DESCRIPTION (provided by applicant): This research is aimed to push the boundaries of imaging mass spectrometry with unique biological applications directed toward the chemical characterization of single biological cells. A special emphasis is placed upon probing the lipid distributions and the role of small molecule neurotransmitters embedded in neurotransmitter vesicles primed for exocytosis and brain lipids in Alzheimer's disease. Model systems include liposome cell mimics, mast cells, PC12 cells and brain tissue where membrane structure is changing. The central approach is to utilize an advanced bio-analytical mass spectrometry-based protocol to acquire two and three dimensional molecule-specific image information at the nano-scale level. Transformational mass spectrometry instrumentation for secondary ion mass spectrometry (SIMS) is proposed to complete this mission. Special emphasis is placed upon implementing a novel gas cluster ion beam (GCIB), consisting of an Ar4000+ projectile, which has been shown to desorb molecules without breaking bonds and without chemical damage buildup on the sample. There are four specific aims for this proposal. First, we propose to combine 3- dimensional imaging with a tightly focused C60+ ion source and a GCIB source especially tuned by chemistry to dramatically enhance spatial resolution and ionization efficiency in imaging. This will increase sensitivity and therefore spatial resolution as we push t the limits obtained by dynamic SIMS. Second, the effectiveness of these protocols will be verified using well-characterized liposome particles as stand-ins for biological cells. Third, developments in the first two aims will be implemented to image the substructure of vesicles in single cells in order to gain a better understanding of what regulates chemical communication via exocytosis. These studies will provide fundamentally important information about how neurotransmitter release is regulated for plasticity and pharmacology. Fourth, metabolic labeling with stable isotope-encoded lipid and protein species will be used to elucidate spatial and temporal changes in the molecular architecture of single nerve cells. We will then use this imaging methodology to study protein aggregation in single nerve cells and a model for Alzheimer's disease. The overarching objective is to establish the unique imaging strategy proposed here as a valuable new tool for use by the larger biological community.

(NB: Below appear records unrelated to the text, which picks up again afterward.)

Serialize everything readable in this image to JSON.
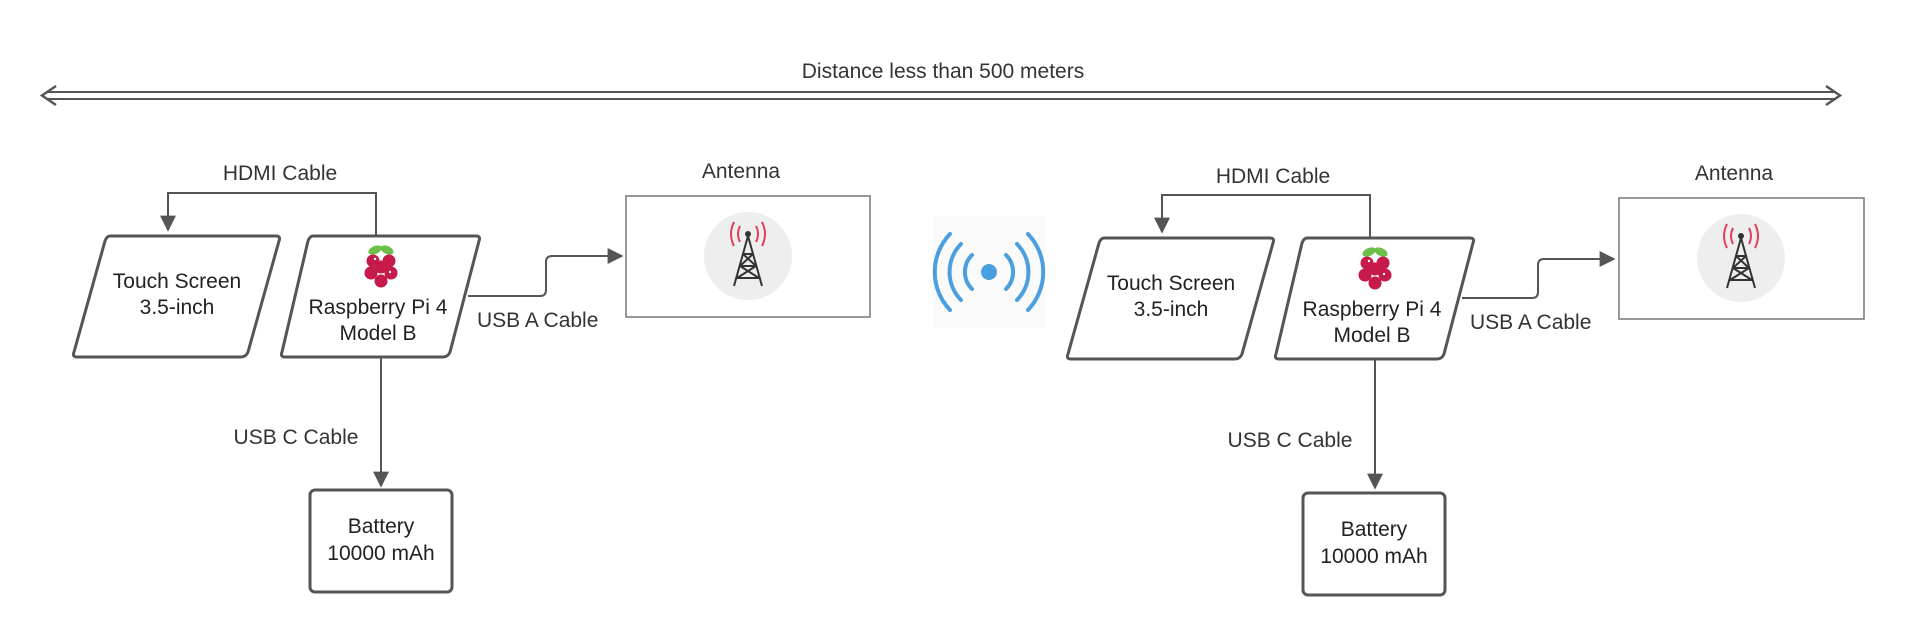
{
  "distance_label": "Distance less than 500 meters",
  "left": {
    "hdmi_label": "HDMI Cable",
    "antenna_label": "Antenna",
    "touch_screen": [
      "Touch Screen",
      "3.5-inch"
    ],
    "raspberry_pi": [
      "Raspberry Pi 4",
      "Model B"
    ],
    "usb_a_label": "USB A Cable",
    "usb_c_label": "USB C Cable",
    "battery": [
      "Battery",
      "10000 mAh"
    ]
  },
  "right": {
    "hdmi_label": "HDMI Cable",
    "antenna_label": "Antenna",
    "touch_screen": [
      "Touch Screen",
      "3.5-inch"
    ],
    "raspberry_pi": [
      "Raspberry Pi 4",
      "Model B"
    ],
    "usb_a_label": "USB A Cable",
    "usb_c_label": "USB C Cable",
    "battery": [
      "Battery",
      "10000 mAh"
    ]
  },
  "colors": {
    "wireless_icon": "#4a9fe0",
    "tower_signal": "#e0405a",
    "raspberry": "#c51a4a",
    "leaf": "#6cc04a",
    "edge": "#555555"
  },
  "icons": {
    "wireless": "wireless-signal-icon",
    "antenna": "antenna-tower-icon",
    "raspberry": "raspberry-pi-logo-icon"
  }
}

描述（由申请人提供）：这项研究旨在通过针对单个生物细胞的化学表征的独特生物学应用来推动成像质谱的边界。特别强调了探测脂质分布和嵌入在阿尔茨海默氏病中胞吐作用和脑脂质的神经递质囊泡中的小分子神经递质的作用。模型系统包括脂质体细胞模拟物，肥大细胞，PC12细胞和脑组织正在发生变化的脑组织。中心方法是利用基于先进的生物分析质谱法方案在纳米级级别获取两个和三维分子特异性图像信息。提出了用于完成此任务的次级离子质谱法（SIMS）的转换质谱仪器。特别重点是实施新的气体簇离子束（GCIB），该束由AR4000+弹丸组成，该弹丸已显示出无需断裂键并且在样品上没有化学损害的情况下解除分子。 该提案有四个具体的目标。首先，我们建议将3维成像与紧密焦点的C60+离子源和GCIB源相结合，尤其是化学调节的GCIB源，以显着提高空间分辨率和成像中的电离效率。这将增加灵敏度，因此随着我们推动动态模拟人生获得的限制的空间分辨率。其次，这些方案的有效性将使用特征良好的脂质体颗粒作为生物细胞的固定剂进行验证。第三，将实施前两个目标的发展，以对单个细胞中囊泡的亚结构进行图像，以便更好地了解通过胞吐作用调节化学通信的方法。这些研究将提供有关如何调节可塑性和药理学的神经递质释放的根本重要信息。第四，具有稳定的同位素编码脂质的代谢标记和蛋白质物种将用于阐明单神经细胞分子结构的空间和时间变化。然后，我们将使用这种成像方法研究单神经细胞中的蛋白质聚集，并研究了阿尔茨海默氏病的模型。总体目标是建立此处提出的独特成像策略，作为较大生物群落使用的宝贵新工具。